When Too Many Customers Spoil the Part

Tri-State Fabricators

You own a mid-sized job shop that specializes in precision-machined parts. For years your company has been pushing the production needle into the red, maintaining as many customers as it can. You recently hired an experienced general manager who immediately detects two problems: Your company is taking on too many small orders and, more to the point, too many customers. Many of your customers’ orders are limited to one to 10 parts, and the sheer volume of unique setups these parts require are killing your spindle utilization rates, eating into profits and hurting employee morale.

This second scenario is one that recently faced Duo CNC Machining, a mid-sized job shop located in Langley, British Columbia focused on precision machining for the energy, agriculture, clean-tech and packaging industries. For years, the company serviced up to 30 customers that rotated from month to month, forcing Duo CNC to adjust its raw material inventory according to how many customers had been added or dropped from the roster at any given time.

Duo CNC reacted to its new general manager’s audit with a solution that transformed not only the company’s core philosophy, but also helped increase revenue and profits by double-digit margins.
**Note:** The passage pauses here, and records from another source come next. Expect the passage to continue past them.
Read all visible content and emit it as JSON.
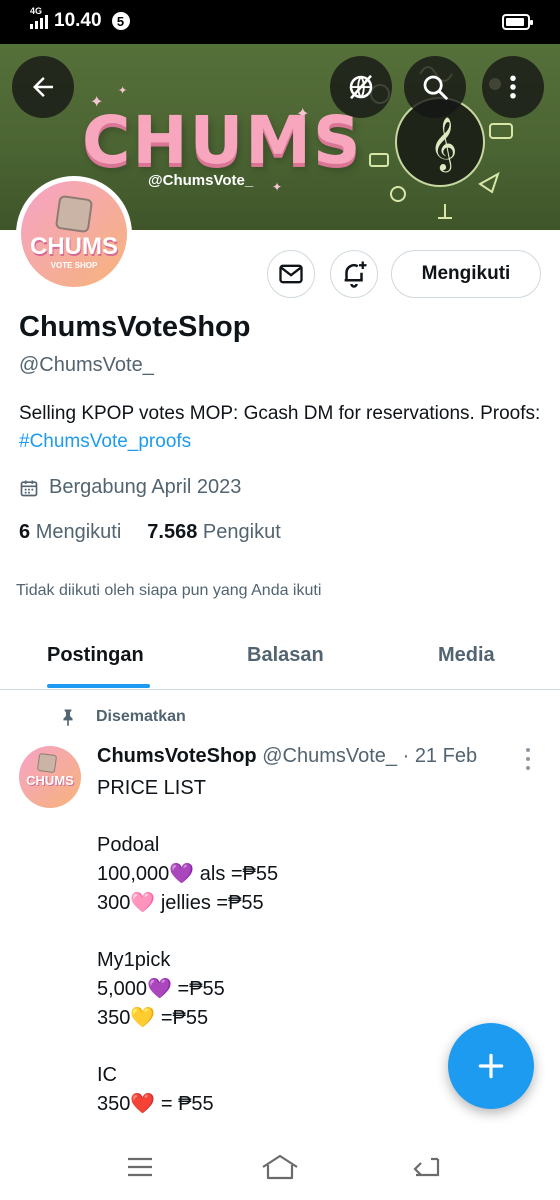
{
  "status_bar": {
    "network": "4G",
    "time": "10.40",
    "notification_count": "5",
    "battery_level": 0.9
  },
  "banner": {
    "wordmark": "CHUMS",
    "handle": "@ChumsVote_"
  },
  "avatar": {
    "wordmark": "CHUMS",
    "subtitle": "VOTE SHOP"
  },
  "profile": {
    "follow_label": "Mengikuti",
    "display_name": "ChumsVoteShop",
    "username": "@ChumsVote_",
    "bio_text": "Selling KPOP votes MOP: Gcash DM for reservations. Proofs: ",
    "bio_hashtag": "#ChumsVote_proofs",
    "joined": "Bergabung April 2023",
    "following_count": "6",
    "following_label": "Mengikuti",
    "followers_count": "7.568",
    "followers_label": "Pengikut",
    "not_followed_note": "Tidak diikuti oleh siapa pun yang Anda ikuti"
  },
  "tabs": [
    {
      "label": "Postingan",
      "active": true
    },
    {
      "label": "Balasan",
      "active": false
    },
    {
      "label": "Media",
      "active": false
    }
  ],
  "post": {
    "pinned_label": "Disematkan",
    "author_name": "ChumsVoteShop",
    "author_handle": "@ChumsVote_",
    "separator": " · ",
    "date": "21 Feb",
    "avatar_wordmark": "CHUMS",
    "body": "PRICE LIST\n\nPodoal\n100,000💜 als =₱55\n300🩷 jellies =₱55\n\nMy1pick\n5,000💜 =₱55\n350💛 =₱55\n\nIC\n350❤️ = ₱55"
  },
  "colors": {
    "accent": "#1d9bf0",
    "text_primary": "#0f1419",
    "text_secondary": "#536471",
    "banner_green": "#4a6332",
    "brand_pink": "#f7a6be"
  },
  "icons": {
    "back": "arrow-left-icon",
    "no_translate": "slashed-globe-icon",
    "search": "search-icon",
    "more": "more-vertical-icon",
    "message": "envelope-icon",
    "notify": "bell-plus-icon",
    "calendar": "calendar-icon",
    "pin": "pin-icon",
    "compose": "plus-icon",
    "nav_menu": "menu-icon",
    "nav_home": "home-icon",
    "nav_back": "back-icon"
  }
}
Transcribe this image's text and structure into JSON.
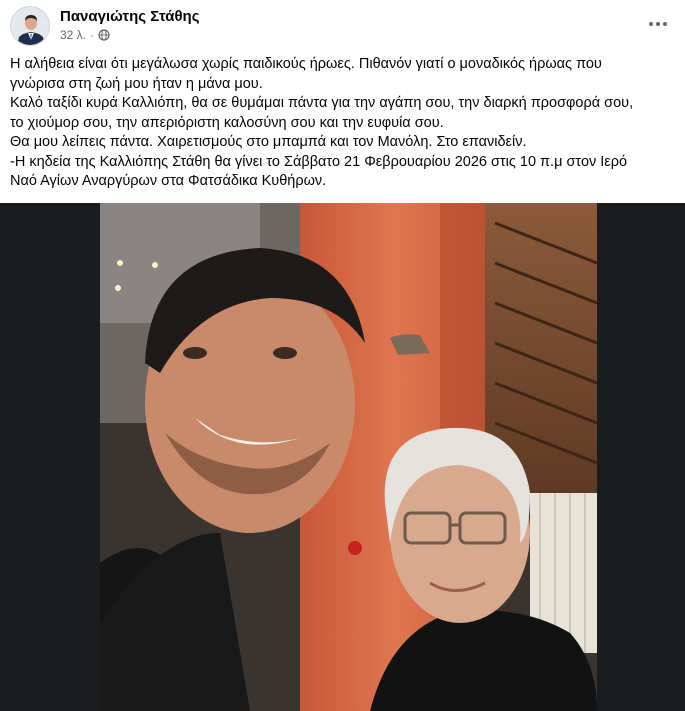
{
  "post": {
    "author": "Παναγιώτης Στάθης",
    "time": "32 λ.",
    "separator": "·",
    "privacy_icon": "globe-icon",
    "more_icon": "more-options-icon",
    "text_lines": [
      "Η αλήθεια είναι ότι μεγάλωσα χωρίς παιδικούς ήρωες. Πιθανόν γιατί ο μοναδικός ήρωας που",
      "γνώρισα στη ζωή μου ήταν η μάνα μου.",
      "Καλό ταξίδι κυρά Καλλιόπη, θα σε θυμάμαι πάντα για την αγάπη σου, την διαρκή προσφορά σου,",
      "το χιούμορ σου, την απεριόριστη καλοσύνη σου και την ευφυία σου.",
      "Θα μου λείπεις πάντα. Χαιρετισμούς στο μπαμπά και τον Μανόλη. Στο επανιδείν.",
      "-Η κηδεία της Καλλιόπης Στάθη θα γίνει το Σάββατο 21 Φεβρουαρίου 2026 στις 10 π.μ  στον Ιερό",
      "Ναό Αγίων Αναργύρων στα Φατσάδικα Κυθήρων."
    ]
  },
  "colors": {
    "text": "#050505",
    "secondary": "#65676b",
    "photo_backdrop": "#1b1c1d"
  }
}
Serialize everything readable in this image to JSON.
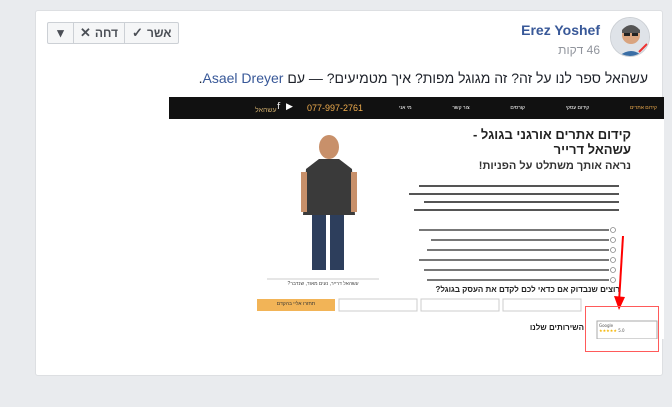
{
  "post": {
    "author": "Erez Yoshef",
    "time": "46 דקות",
    "text_main": "עשהאל ספר לנו על זה? זה מגוגל מפות? איך מטמיעים? — עם",
    "mention": "Asael Dreyer",
    "approve_label": "אשר",
    "decline_label": "דחה"
  },
  "screenshot": {
    "nav_phone": "077-997-2761",
    "nav_logo": "עשהאל",
    "nav_items": [
      "קידום אתרים",
      "קידום עסקי",
      "קורסים",
      "צור קשר",
      "מי אני"
    ],
    "headline_1": "קידום אתרים אורגני בגוגל -",
    "headline_2": "עשהאל דרייר",
    "subheadline": "נראה אותך משתלט על הפניות!",
    "photo_caption": "עשהאל דרייר, נעים מאוד, שנדבר?",
    "cta_question": "רוצים שנבדוק אם כדאי לכם לקדם את העסק בגוגל?",
    "cta_button": "תחזרו אליי בהקדם",
    "services_title": "השירותים שלנו",
    "google_score": "5.0",
    "google_stars": "★★★★★",
    "google_label": "Google"
  },
  "colors": {
    "link": "#385898",
    "cta": "#f0ad4e",
    "arrow": "#ff0000",
    "nav_bg": "#111111"
  }
}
But what company leaders might not have expected was the downstream effect of the policy they put in place: Namely, an improved company culture along with more time to implement technical improvements related to programming, fixturing and setups.

Culture Shock
When Terrance Visser acquired Duo CNC in 2016 as its new owner and CEO, he joined a company that had been working under high-pressure conditions for several years. Even without a machining background, Visser recognized that Duo was servicing too many customers who required low-volume production and short lead times —a recipe for stress, burnout and a company culture that had turned sour.